Response to anti–androgen therapy decreased in mice that were missing tumor suppressor genes.
Columbia University Medical Center (CUMC) researchers have discovered a molecular mechanism that reprograms tumor cells in patients with advanced prostate cancer, reducing their response to anti–androgen therapy. The findings, based on a study in mice, could help to determine which patients should avoid anti–androgen therapy and identify new treatments for people with advanced prostate cancer.

The study was published online April 14 in the journal Cancer Discovery.

Since androgens are known to drive prostate cancer, patients with recurrent or advanced disease are typically treated with anti–androgen medications. However, most patients fail treatment and develop an aggressive form of prostate cancer known as castration–resistant prostate cancer, or CRPC.

To learn about the molecular mechanisms that drive resistance to anti–androgens, Drs. Abate–Shen co–led a team to develop a strain of mice that lack two tumor–suppressor genes, Trp53 and Pten. These genes are both mutated in about 25 percent of patients with advanced prostate cancer. Mice that were treated with the anti–androgen drug abiraterone failed to respond and had accelerated tumor growth – similar to some humans with advanced prostate cancer who do not respond to anti–androgen therapy.

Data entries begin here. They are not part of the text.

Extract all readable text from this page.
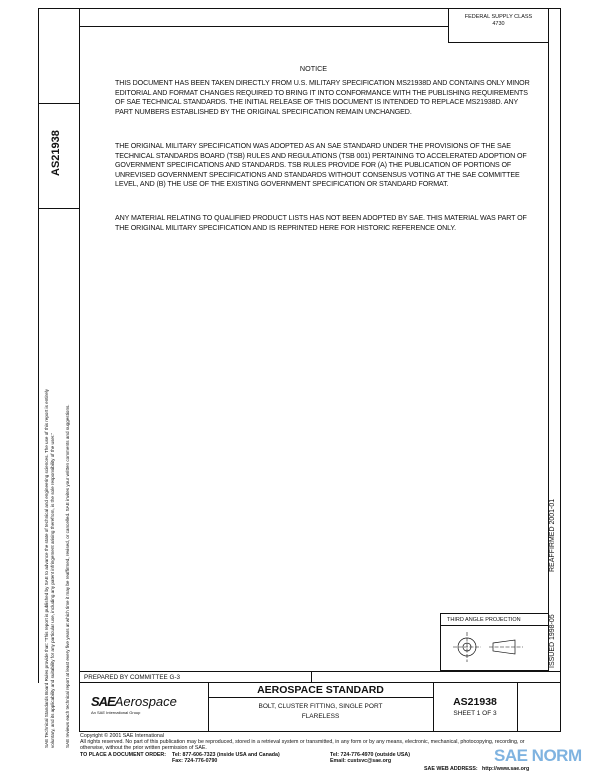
FEDERAL SUPPLY CLASS
4730
AS21938
SAE Technical Standards Board Rules provide that: "This report is published by SAE to advance the state of technical and engineering sciences. The use of this report is entirely voluntary, and its applicability and suitability for any particular use, including any patent infringement arising therefrom, is the sole responsibility of the user." SAE reviews each technical report at least every five years at which time it may be reaffirmed, revised, or cancelled. SAE invites your written comments and suggestions.	ISSUED 1998-05
REAFFIRMED 2001-01
NOTICE
THIS DOCUMENT HAS BEEN TAKEN DIRECTLY FROM U.S. MILITARY SPECIFICATION MS21938D AND CONTAINS ONLY MINOR EDITORIAL AND FORMAT CHANGES REQUIRED TO BRING IT INTO CONFORMANCE WITH THE PUBLISHING REQUIREMENTS OF SAE TECHNICAL STANDARDS. THE INITIAL RELEASE OF THIS DOCUMENT IS INTENDED TO REPLACE MS21938D. ANY PART NUMBERS ESTABLISHED BY THE ORIGINAL SPECIFICATION REMAIN UNCHANGED.
THE ORIGINAL MILITARY SPECIFICATION WAS ADOPTED AS AN SAE STANDARD UNDER THE PROVISIONS OF THE SAE TECHNICAL STANDARDS BOARD (TSB) RULES AND REGULATIONS (TSB 001) PERTAINING TO ACCELERATED ADOPTION OF GOVERNMENT SPECIFICATIONS AND STANDARDS. TSB RULES PROVIDE FOR (A) THE PUBLICATION OF PORTIONS OF UNREVISED GOVERNMENT SPECIFICATIONS AND STANDARDS WITHOUT CONSENSUS VOTING AT THE SAE COMMITTEE LEVEL, AND (B) THE USE OF THE EXISTING GOVERNMENT SPECIFICATION OR STANDARD FORMAT.
ANY MATERIAL RELATING TO QUALIFIED PRODUCT LISTS HAS NOT BEEN ADOPTED BY SAE. THIS MATERIAL WAS PART OF THE ORIGINAL MILITARY SPECIFICATION AND IS REPRINTED HERE FOR HISTORIC REFERENCE ONLY.
THIRD ANGLE PROJECTION
PREPARED BY COMMITTEE G-3
SAEAerospace
An SAE International Group
AEROSPACE STANDARD
BOLT, CLUSTER FITTING, SINGLE PORT
FLARELESS
AS21938
SHEET 1 OF 3
Copyright © 2001 SAE International
All rights reserved. No part of this publication may be reproduced, stored in a retrieval system or transmitted, in any form or by any means, electronic, mechanical, photocopying, recording, or
otherwise, without the prior written permission of SAE.
TO PLACE A DOCUMENT ORDER: Tel: 877-606-7323 (inside USA and Canada)
Fax: 724-776-0790
Tel: 724-776-4970 (outside USA)
Email: custsvc@sae.org
SAE WEB ADDRESS: http://www.sae.org
SAE NORM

“We found a number of genes that were overexpressed in mice with CRPC and also conserved in patients with the disease. Among the most interesting of these was SOX11, which regulates the development of the nervous system,” said study co–leader Michael M. Shen, PhD, professor of medical sciences.

Most localized, slow–growing prostate cancers are largely composed of epithelial cells, which are rich in androgen receptors that increase their susceptibility to anti–androgen therapy. In contrast, aggressive prostate cancers, particularly those that fail treatment, often contain many neuroendocrine–like cells, which lack androgen receptors and are therefore less responsive to anti–androgen therapy.

“This raised the question, where are the neuroendocrine–like cells in prostate tumors coming from?” said Dr. Abate–Shen. “While previous research hinted that epithelial tumor cells may be reprogrammed to become neuroendocrine–like cells, our study provides the first direct evidence that this reprogramming is actually occurring and that it is mediated, at least in part, by SOX11.”

The researchers also demonstrated that SOX11 acts in a similar fashion in human prostate cancer cells.

“By giving anti–androgens to patients with CRPC, we are eliminating the cancer cells that need androgen to survive and enriching the tumor with the remaining neuroendocrine–like cells. The net effect is to create an even more aggressive tumor,” said Dr. Shen.

The researchers also identified several “master regulators” – genes that control SOX11 and other genes involved in prostate cancer reprogramming – that might be targeted for new prostate cancer treatments.

“Based on our findings, genetic testing to identify SOX11 and the master regulators may be considered before embarking on anti–androgen therapy for patients with advanced prostate cancer,” said Dr. Shen.

The study is titled “Transdifferentiation as a mechanism of treatment resistance in a mouse model of castration–resistant prostate cancer.”